Alkaya yol arkadaşı. Uzun yıllardır birlikte hareket ediyorlar. Birbirlerine uyum sağlayan Demirkanlı ile Alkaya; Türkiye tiyatrosunun bu durumda olması için elbirliği, işbirliği, sözbirliği içerisindeler!…

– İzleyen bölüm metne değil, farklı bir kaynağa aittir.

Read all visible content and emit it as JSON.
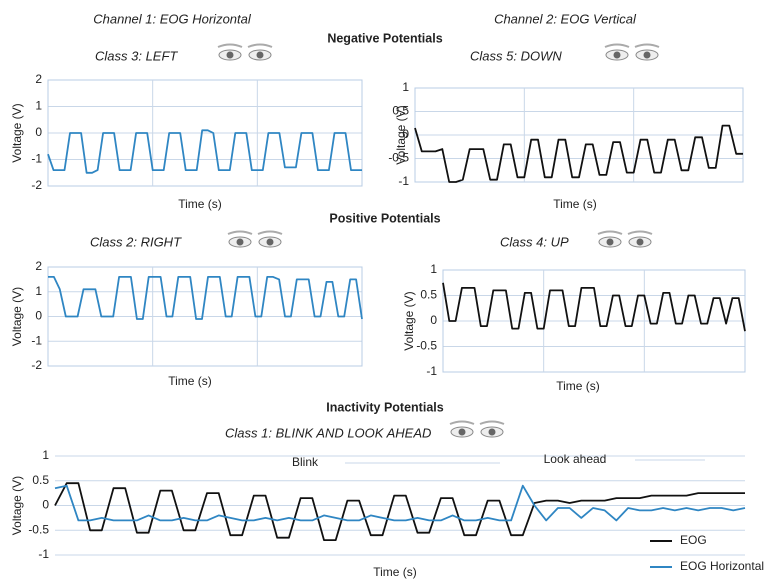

Tiyatromuzun kötücüllüğünün birçok nedeni olmakla birlikte, Demirkanlı-Alkaya ikilisinin dayanışma ruhu, bu kötücüllüğü azdırıyor. Ellerindeki araç-gereçle tiyatronun soysuzlaşmasını hızlandıran ikili; Tiyatro… Tiyatro… dergisi, tiyatrodergisi.com.tr, 

BirGün gazetesi, Şehir Tiyatroları… gibi olanakları, kişisel amaçları için kullanıyorlar Demirkanlı yalanları örtülsün diye çaba harcıyorlar. BirGün gazetesinde bir köşe kapmayı başararak, tiyatronun yozlaşmasını hızlandırıyorlar. Demirkanlı BirGün’deki köşesinden uzaklaşınca yada uzaklaştırılınca Alkaya bir köşe kapıyor. Adamlar, BirGün’de bile köşe kapmaca oynuyorlar. Aslında tiyatroyla oynuyorlar. Demirkanlı yalanları iki düzineye çıkmasına karşın, bu adamlar işi pişkinliğe vuruyorlar. Demirkanlı yalanları ortadayken, bu yalanların hiçbiri, gerçek anlamda yalanlanmamışken, Orhan Alkaya, Demirkanlı'yla işbirliğini sürdürüp, bir yerde bu yalanlara da ortak olmuş, imza atmış oluyor. Demirkanlı yalanlarına kefil olan Alkaya, seçilmiş ve atanmış biri olup, Şehir Tiyatroları Genel Sanat Yönetmeni olarak vaftiz ediliyor. Böyle siyasal yönetime, böyle tiyatral yönetim; yada kel başa şimşir tarak!...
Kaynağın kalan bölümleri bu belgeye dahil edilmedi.